Asy-Syahid Syeikh Fadi Abu Shukheidim
Bocah ini tumbuh dalam cengkeraman penjajahan. Para penjajah yang merampas tanah bahkan tenda pengungsian. Dan seringkali nyawa dan darah mereka tumpahkan semaunya.
Ia kemudian tumbuh beranjak dewasa, menyelesaikan S1 dan Magister Syariah, dan 'harusnya' beberapa jam lagi ia akan menyelesaikan doktoralnya. Beliau Syeikh Fadi Abu Shukheidim (42 tahun).
Namun, setiap orang punya mimpi yang berbeda, dan mimpi Syeikh Fadi Abu Shukheidim, pengajar di pelataran masjid al-Aqsa itu adalah sebuah mimpi yang luhur.
Kemarin, Ahad (21/11/2021), senapannya memuntahkan peluru yang merenggut nyawa seorang penjajah dan melukai dua lainnya. Sebelum Kemudian ia ikut syahid.
Sang ibu yang mendengar berita wafatnya sang anak mengomentari dengan gagah:
"Semoga Allah merahmati dan meridhoinya. Aku menunggunya hari ini untuk memperbarui pasporku untuk keperluan umrah. Dia adalah seorang dicintai, pemberani, punya ilmu dan integritas."

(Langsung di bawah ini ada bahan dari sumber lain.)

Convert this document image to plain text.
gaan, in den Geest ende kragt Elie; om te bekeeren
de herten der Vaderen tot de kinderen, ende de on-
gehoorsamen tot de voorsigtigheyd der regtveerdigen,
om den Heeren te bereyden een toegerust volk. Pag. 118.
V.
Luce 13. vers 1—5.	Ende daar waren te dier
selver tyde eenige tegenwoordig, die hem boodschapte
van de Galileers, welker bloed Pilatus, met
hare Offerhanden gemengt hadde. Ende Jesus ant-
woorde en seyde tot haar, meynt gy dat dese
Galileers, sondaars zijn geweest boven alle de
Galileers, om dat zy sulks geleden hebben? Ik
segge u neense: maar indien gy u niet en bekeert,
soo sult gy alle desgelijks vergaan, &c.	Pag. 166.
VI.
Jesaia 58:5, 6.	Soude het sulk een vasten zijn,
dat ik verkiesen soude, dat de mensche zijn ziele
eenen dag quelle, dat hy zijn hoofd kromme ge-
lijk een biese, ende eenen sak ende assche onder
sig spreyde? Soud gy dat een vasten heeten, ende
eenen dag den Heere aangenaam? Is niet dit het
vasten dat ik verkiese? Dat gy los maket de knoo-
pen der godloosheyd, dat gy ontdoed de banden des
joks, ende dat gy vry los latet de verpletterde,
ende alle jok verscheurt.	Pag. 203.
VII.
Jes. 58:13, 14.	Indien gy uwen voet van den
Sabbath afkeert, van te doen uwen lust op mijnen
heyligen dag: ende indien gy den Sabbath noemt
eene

Putra Syeikh Fadi Abu Shukheidim dalam postingannya setelah mendapatkan berita gugurnya sang ayah menulis:
"Alhamdulillah beliau meraih kesyahidan.
Beliau syahid seperti keinginannya, semoga Allah merahmatimu wahai tambatan hati.
Bagiku engkau adalah segalanya.
Engkau hidup layaknya singa dan matipun seperti singa.
Segala puji bagi Allah, aku menjadi putra dari seorang syuhada."
Kisah seperti ini, andai terjadi 80 tahun lalu di negeri kita melawan penjajahan Belanda tentu kita tidak akan ragu-ragu menggelari orang semisal Syaikh Fadi Abu Shukheidim sebagai pahlawan.
Namun hari sudah berganti kawan. Para pahlawan tak jarang digelari sebagai teroris.
Barangkali sebagian orang di generasi kita juga telah lupa bahwa "penjajahan diatas dunia harus dihapuskan".